New? “In 1955, Rudolf Flesch published a book titled Why Johnny Can’t Read, and What You Can Do About It,” wrote Laurie Endicott Thomas in a 2012 column. “Flesch explained that the only sensible way to teach anyone to read English, or any alphabetic language, is to teach them the relationships between letters and sounds, then teach them how to combine those sounds into words. He called it intensive phonics.”

Both Thomas and Flesch insist ideology had nothing to do with the Education Establishment abandoning what worked. “I am not one of those people who call them un-American or left-wingers or Communist fellow travelers,” Flesch stated. Thomas agreed. “The people who led the anti-phonics crusade were the ones getting the big royalty checks from the publishing companies and who were depending on wealthy philanthropists for their jobs and for the funding for the colleges where they worked,” she insisted, further stating that people who serve the upper middle class at the expense of the working class “are being bourgeois, not left-wing.”

Nonsense. The American Federation of Teachers (AFT) and the National Education Association (NEA) respectively contribute 100% and 98.6% of their campaign donations to Democrats. That would be the same NEA that stated the following policy standard — in 1936: “We stand for socializing the individual.”

At the college level, a study by the National Association of Scholars reveals 39% of surveyed schools did not have a single Republican faculty member, and among the 8,688 full-time professors with Ph.D.s taken from a sample of 51 of the 60 top-ranked liberal arts colleges, the ratio of Democrats to Republicans is 10 to one.

That’s as left-wing as it gets.

Their ultimate goal? Fundamental transformation. “Every child in America entering school at the age of five is mentally ill because he comes to school with certain allegiances to our founding fathers, toward our elected officials, toward his parents, toward a belief in a supernatural being, and toward the sovereignty of this nation as a separate entity,” stated the late Harvard University Professor and psychiatrist Dr.

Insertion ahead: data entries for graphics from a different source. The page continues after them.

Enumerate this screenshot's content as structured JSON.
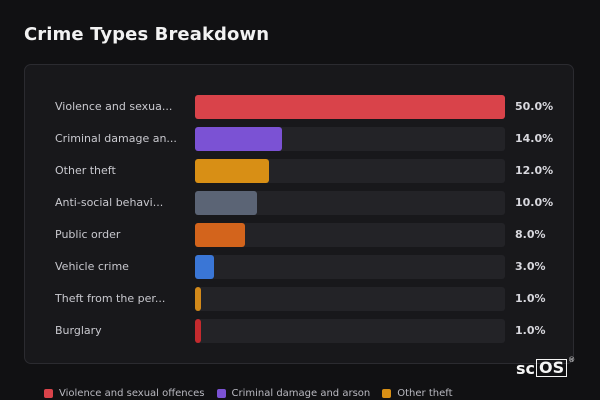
{
  "title": "Crime Types Breakdown",
  "chart_data": {
    "type": "bar",
    "orientation": "horizontal",
    "categories": [
      "Violence and sexual offences",
      "Criminal damage and arson",
      "Other theft",
      "Anti-social behaviour",
      "Public order",
      "Vehicle crime",
      "Theft from the person",
      "Burglary"
    ],
    "display_labels": [
      "Violence and sexua...",
      "Criminal damage an...",
      "Other theft",
      "Anti-social behavi...",
      "Public order",
      "Vehicle crime",
      "Theft from the per...",
      "Burglary"
    ],
    "values": [
      50.0,
      14.0,
      12.0,
      10.0,
      8.0,
      3.0,
      1.0,
      1.0
    ],
    "value_labels": [
      "50.0%",
      "14.0%",
      "12.0%",
      "10.0%",
      "8.0%",
      "3.0%",
      "1.0%",
      "1.0%"
    ],
    "colors": [
      "#d9434a",
      "#7b52d4",
      "#d88f15",
      "#5b6475",
      "#d3641c",
      "#3a76d6",
      "#d2891a",
      "#c42a2e"
    ],
    "xlim": [
      0,
      50
    ],
    "grid": false,
    "legend_position": "bottom"
  },
  "legend": [
    {
      "label": "Violence and sexual offences",
      "color": "#d9434a"
    },
    {
      "label": "Criminal damage and arson",
      "color": "#7b52d4"
    },
    {
      "label": "Other theft",
      "color": "#d88f15"
    }
  ],
  "brand": {
    "prefix": "sc",
    "boxed": "OS",
    "mark": "®"
  }
}
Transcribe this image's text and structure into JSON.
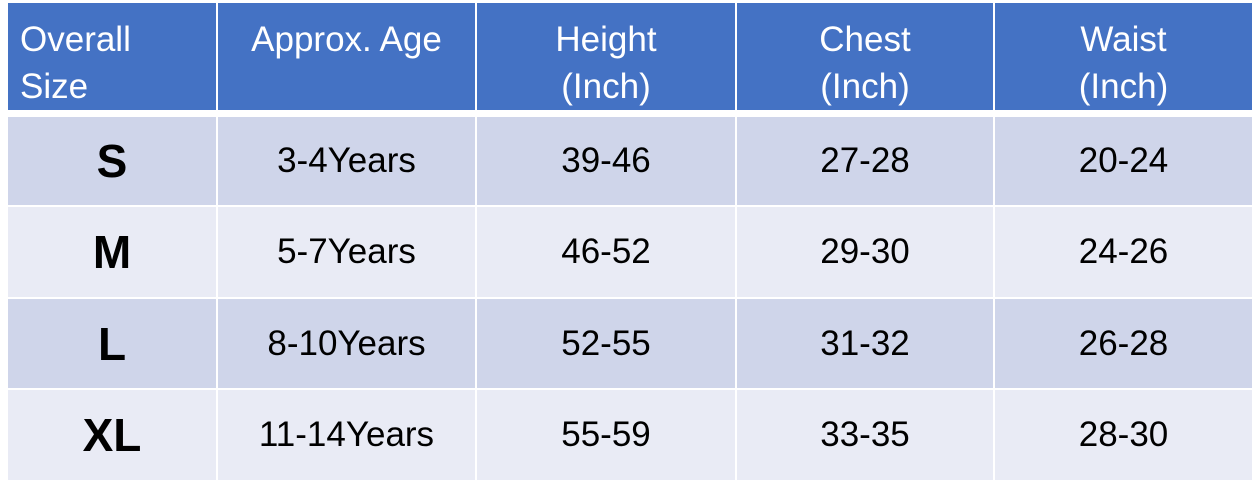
{
  "table": {
    "header": [
      [
        "Overall",
        "Size"
      ],
      [
        "Approx. Age"
      ],
      [
        "Height",
        "(Inch)"
      ],
      [
        "Chest",
        "(Inch)"
      ],
      [
        "Waist",
        "(Inch)"
      ]
    ],
    "rows": [
      [
        "S",
        "3-4Years",
        "39-46",
        "27-28",
        "20-24"
      ],
      [
        "M",
        "5-7Years",
        "46-52",
        "29-30",
        "24-26"
      ],
      [
        "L",
        "8-10Years",
        "52-55",
        "31-32",
        "26-28"
      ],
      [
        "XL",
        "11-14Years",
        "55-59",
        "33-35",
        "28-30"
      ]
    ]
  }
}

Chester Pierce at the International Education Seminar — held in 1973. “It’s up to you as teachers to make all these sick children well by creating the international child of the future.”

Educational Establishment icon — and avowed socialist — Thomas Dewey was even clearer. “You can’t make socialists out of individualists,” he declared. “Children who know how to think for themselves spoil the harmony of the collective society, which is coming, where everyone is interdependent.”

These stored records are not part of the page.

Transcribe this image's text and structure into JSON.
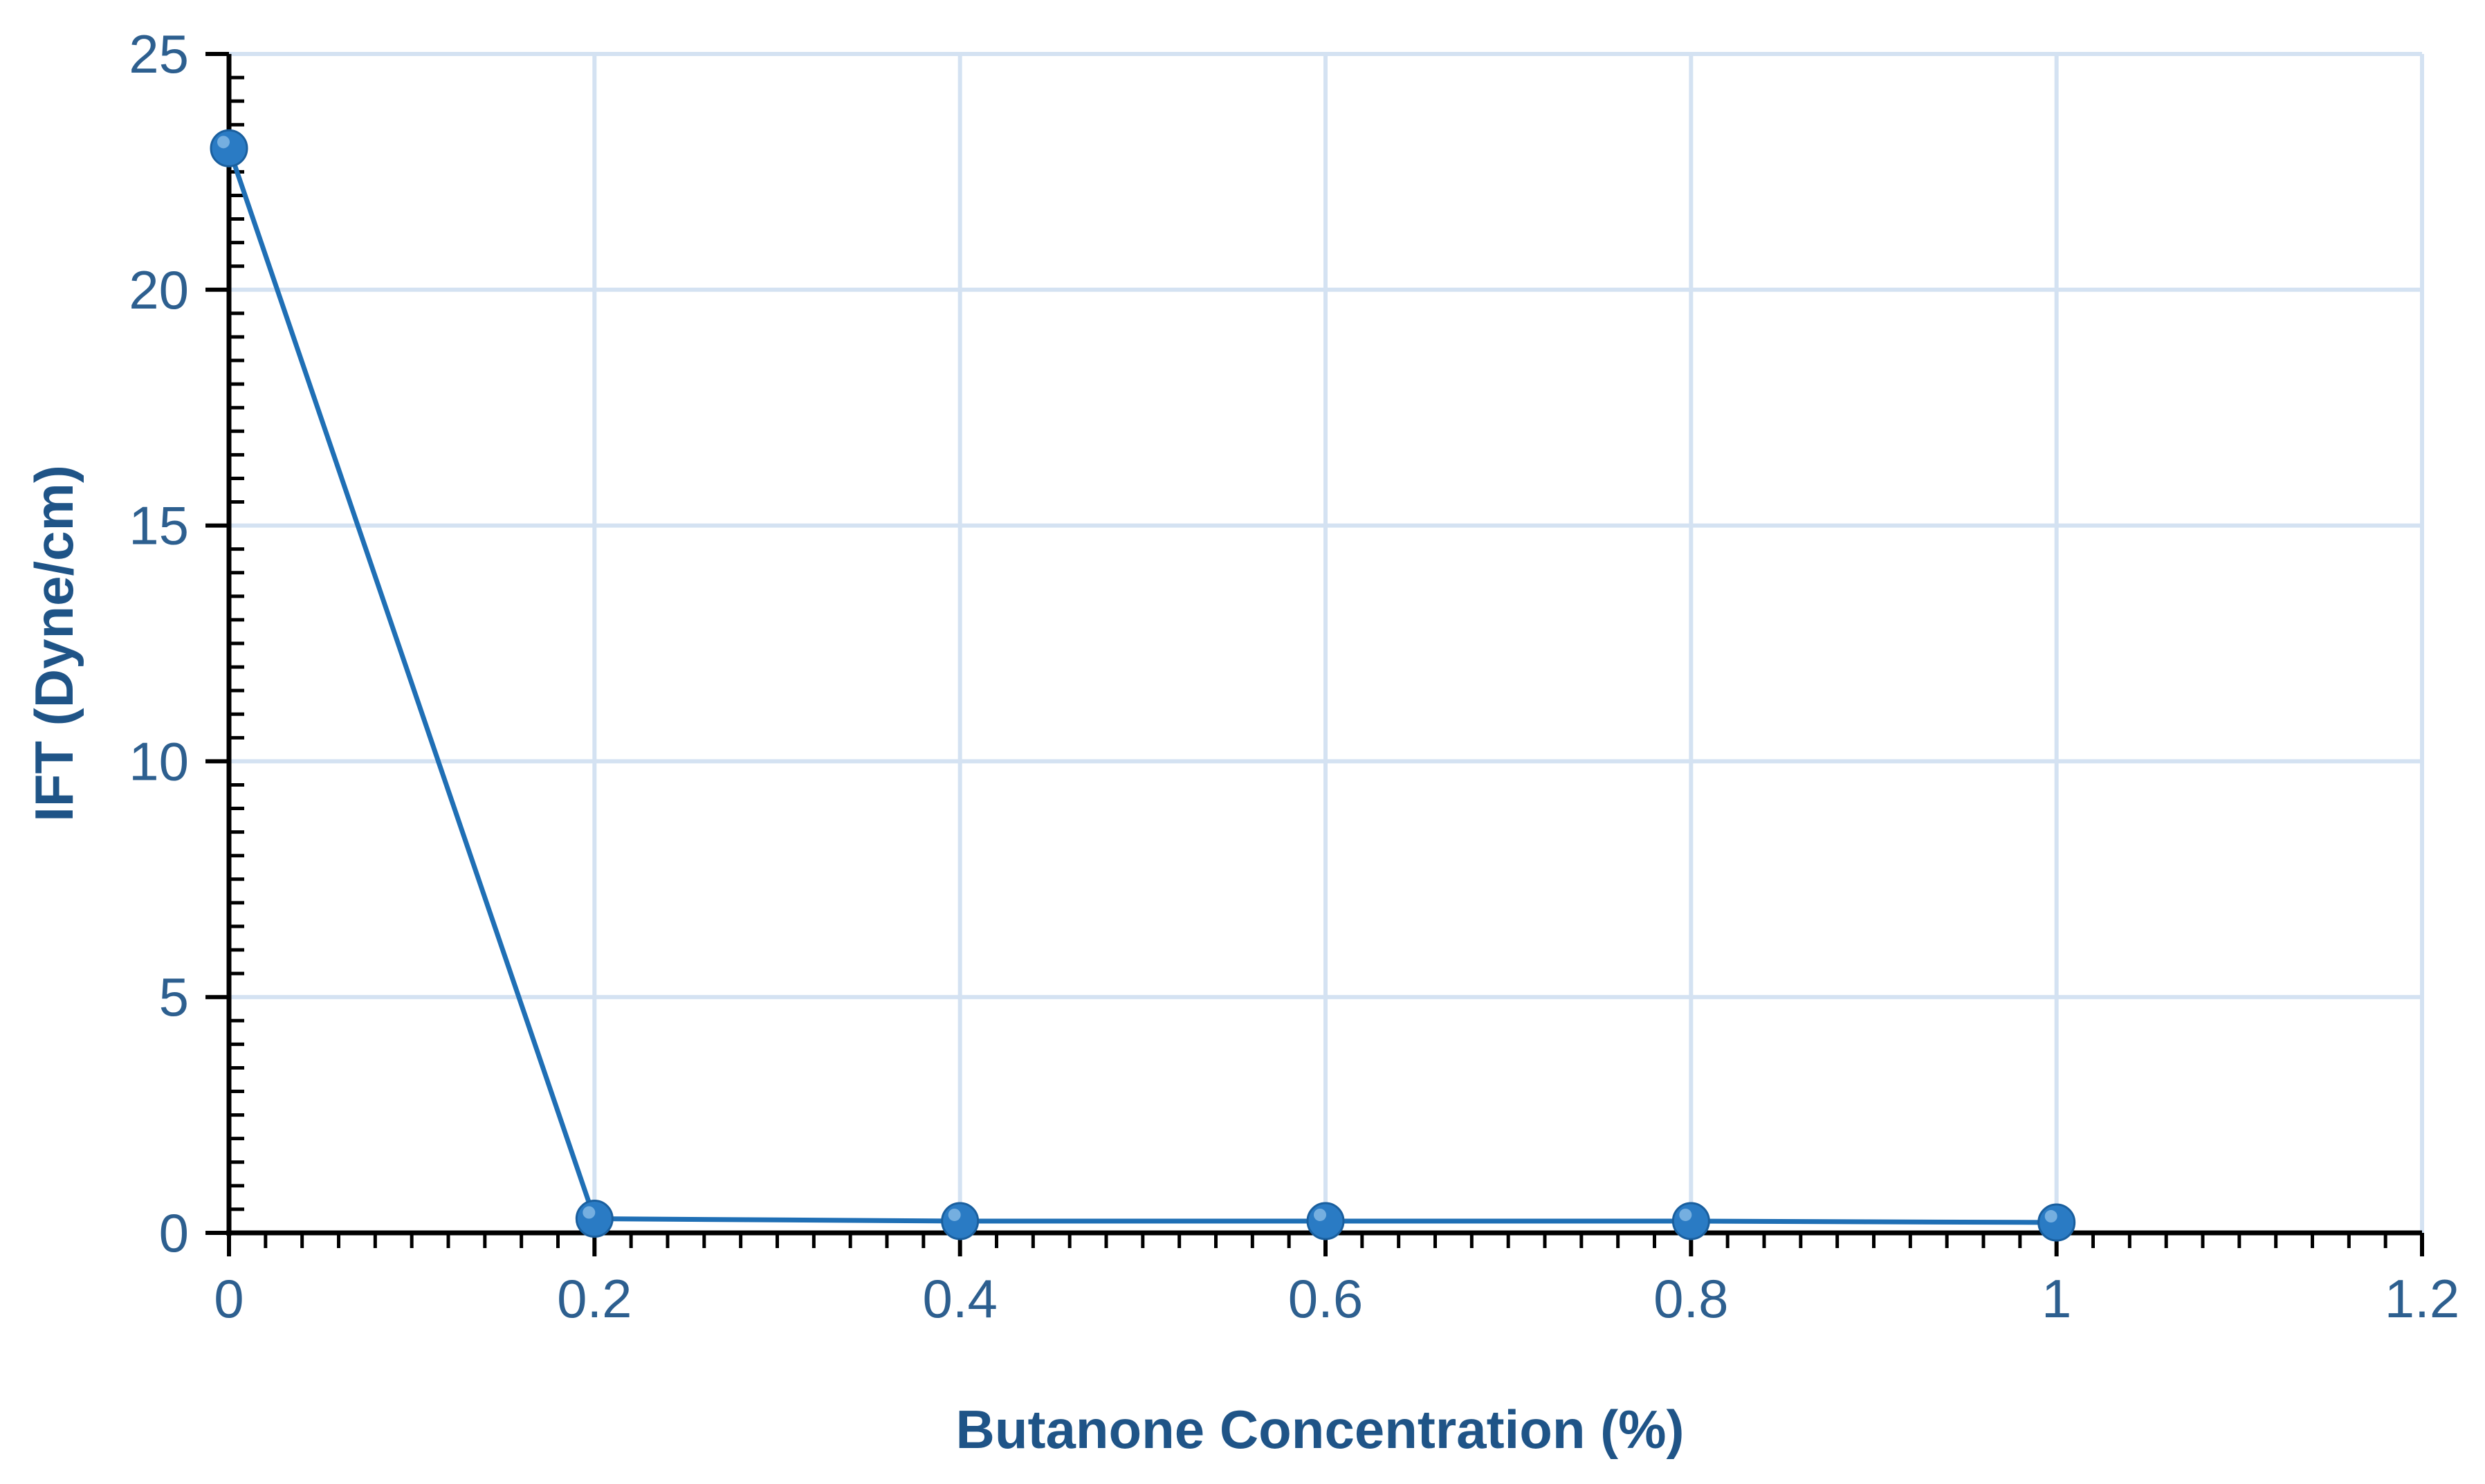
{
  "chart_data": {
    "type": "line",
    "title": "",
    "xlabel": "Butanone Concentration (%)",
    "ylabel": "IFT (Dyne/cm)",
    "xlim": [
      0,
      1.2
    ],
    "ylim": [
      0,
      25
    ],
    "x_ticks": [
      "0",
      "0.2",
      "0.4",
      "0.6",
      "0.8",
      "1",
      "1.2"
    ],
    "y_ticks": [
      "0",
      "5",
      "10",
      "15",
      "20",
      "25"
    ],
    "x_tick_values": [
      0,
      0.2,
      0.4,
      0.6,
      0.8,
      1.0,
      1.2
    ],
    "y_tick_values": [
      0,
      5,
      10,
      15,
      20,
      25
    ],
    "grid": true,
    "legend": "none",
    "series": [
      {
        "x": [
          0,
          0.2,
          0.4,
          0.6,
          0.8,
          1.0
        ],
        "y": [
          23,
          0.3,
          0.25,
          0.25,
          0.25,
          0.22
        ]
      }
    ],
    "colors": {
      "line": "#1f6fb5",
      "marker": "#2a7bc4",
      "grid": "#d4e2f2",
      "axis": "#000000",
      "tick_text": "#2d5f8f",
      "title_text": "#1f5487"
    }
  }
}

International, interdependent, children of the future who can’t think for themselves, lest they spoil societal harmony? Children who must eschew American exceptionalism and faith in a higher power, lest they be deemed mentally ill? Most Americans are still inclined to see the failure of our Education Establishment, or more accurately, our Democrat Education Complex, as some combination of incompetence and ineptitude.

When six in 10 school kids remain well on their way toward functional illiteracy — and the dumbing-down of curriculums that accommodate it — nothing could be further from the truth.